I was going to say backward places like Mayo and Sligo. But we have tried to do it. I do not know that the other side tried to do it at all. Honestly I have not seen any serious case put up to prove that supporters of Fianna Fáil have been denied appointments when they were the best men. I am not prepared to believe that civil servants, who are aloof from politics, who are not directly concerned in politics, would allow the politics of an applicant to bias them. Therefore, I believe this Bill is a backward step, and that the machinery which has been set up by the Local Appointments Commission—though it may have worked badly in certain instances, and very possibly it may have, because it is new machinery, and all new machinery is liable to make mistakes—is moving in the right direction, away from the local pull and the local influence, in the direction of getting the best man for the job, wherever he comes from, provided his qualifications are right; is moving in the direction of a service similar to the Civil Service, where the man who makes good may count on promotion, where a man need not stay in his own county where he has the local pull, because if he is efficient he will be able to reach to the highest posts. For that reason I oppose the Second Reading.

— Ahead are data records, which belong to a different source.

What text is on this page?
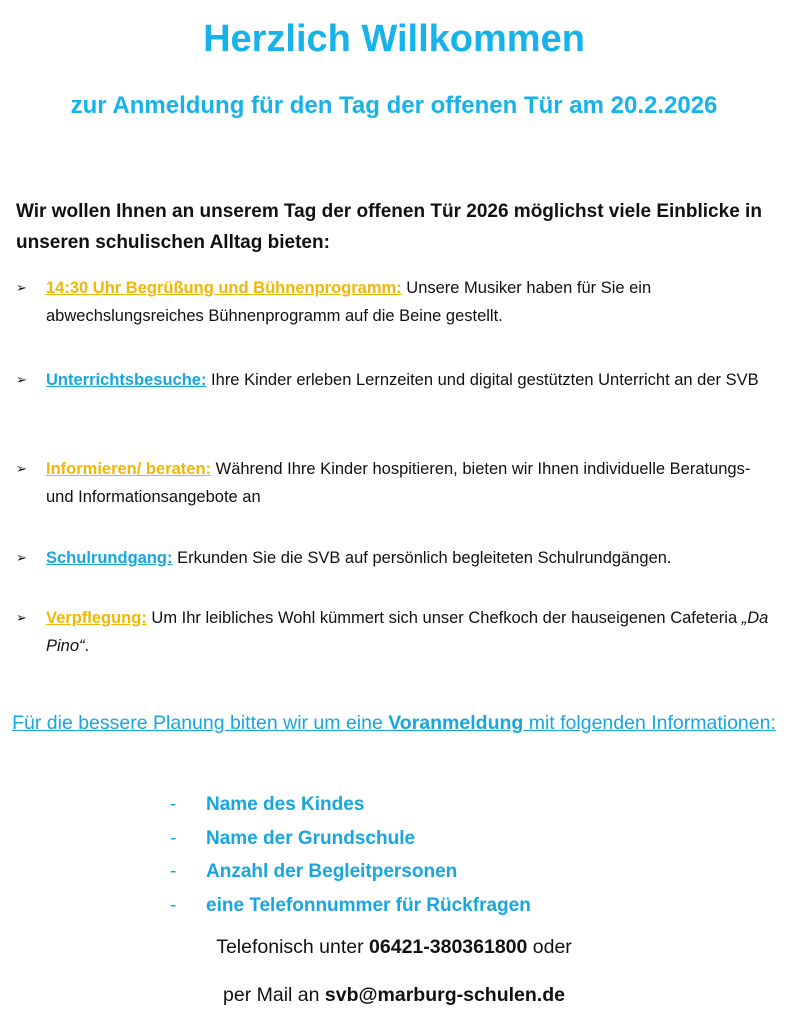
Herzlich Willkommen
zur Anmeldung für den Tag der offenen Tür am 20.2.2026
Wir wollen Ihnen an unserem Tag der offenen Tür 2026 möglichst viele Einblicke in unseren schulischen Alltag bieten:
➢ 14:30 Uhr Begrüßung und Bühnenprogramm: Unsere Musiker haben für Sie ein abwechslungsreiches Bühnenprogramm auf die Beine gestellt.
➢ Unterrichtsbesuche: Ihre Kinder erleben Lernzeiten und digital gestützten Unterricht an der SVB
➢ Informieren/ beraten: Während Ihre Kinder hospitieren, bieten wir Ihnen individuelle Beratungs- und Informationsangebote an
➢ Schulrundgang: Erkunden Sie die SVB auf persönlich begleiteten Schulrundgängen.
➢ Verpflegung: Um Ihr leibliches Wohl kümmert sich unser Chefkoch der hauseigenen Cafeteria „Da Pino“.
Für die bessere Planung bitten wir um eine Voranmeldung mit folgenden Informationen:
- Name des Kindes
- Name der Grundschule
- Anzahl der Begleitpersonen
- eine Telefonnummer für Rückfragen
Telefonisch unter 06421-380361800 oder
per Mail an svb@marburg-schulen.de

As a member of the old and very much-abused Guardians, I speak with a little authority. I have nothing to say about my fellow-members of these good old days. I can only speak for myself, but I believe that the proper judges of professional men would be professional men of that particular profession. I would not be a judge of a doctor, although there is one that I believe is the best doctor in the world—the man that cut me open and cured me. You would be rid of me only for him. I happened to be in seven or eight doctors' elections, and I need not say that during these times I was neither dry nor hungry.

A DEPUTY

Up Cork!

Up Cork, every time. A thirty-first cousin of the doctor knew me—a fellow that never spoke to me before. I say this without any reflection upon my old brethren, the old guardians, because I believe they were honourable men, being an honourable man myself. I voted for a cousin at one of these elections, at one time, because he was the best man. His wife told me, anyhow, that he was the best man, and as it so happened, he was the best man and gave great satisfaction; no doubt about it. I remember a few weeks ago listening to my friend Deputy Lemass making the charge against the Local Appointments Commissioners and against the Cumann na nGaedheal Party in general that a Free State Army doctor was bound to get a position. I can flatly contradict that. I know of a case in which two Free State Army doctors went for a position of dispensary doctor in my own district, and the doctor who was not a Free State Army doctor—a decent man—secured it, and the two Free State Army doctors were turned down. So much for the Local Appointments Commission. The Government has nothing to do with the selection. I can be corroborated by another member in this House when I state that a Cumann na nGaedheal doctor—whether Cumann na nGaedheal was an addition to his professional ability or not, I do not know—was appointed by a Cumann na nGaedheal Board, the Local Government Department would not accept him. There were two names sent to the Local Appointments Commission, and they appointed another man who was not Cumann na nGaedheal. I think that ought to nail Deputy Lemass's charge against the Government. If you send down three names to any of the Boards of Health——

Are we dealing with nailers or doctors?

It being now half-past ten, the debate stands adjourned. Deputy Alfred Byrne has given notice to raise a matter on the adjournment, but has agreed to postpone it till to-morrow.

The Dáil rose at 10.30 p.m. and adjourned till to-morrow, Thursday, at 3 p.m.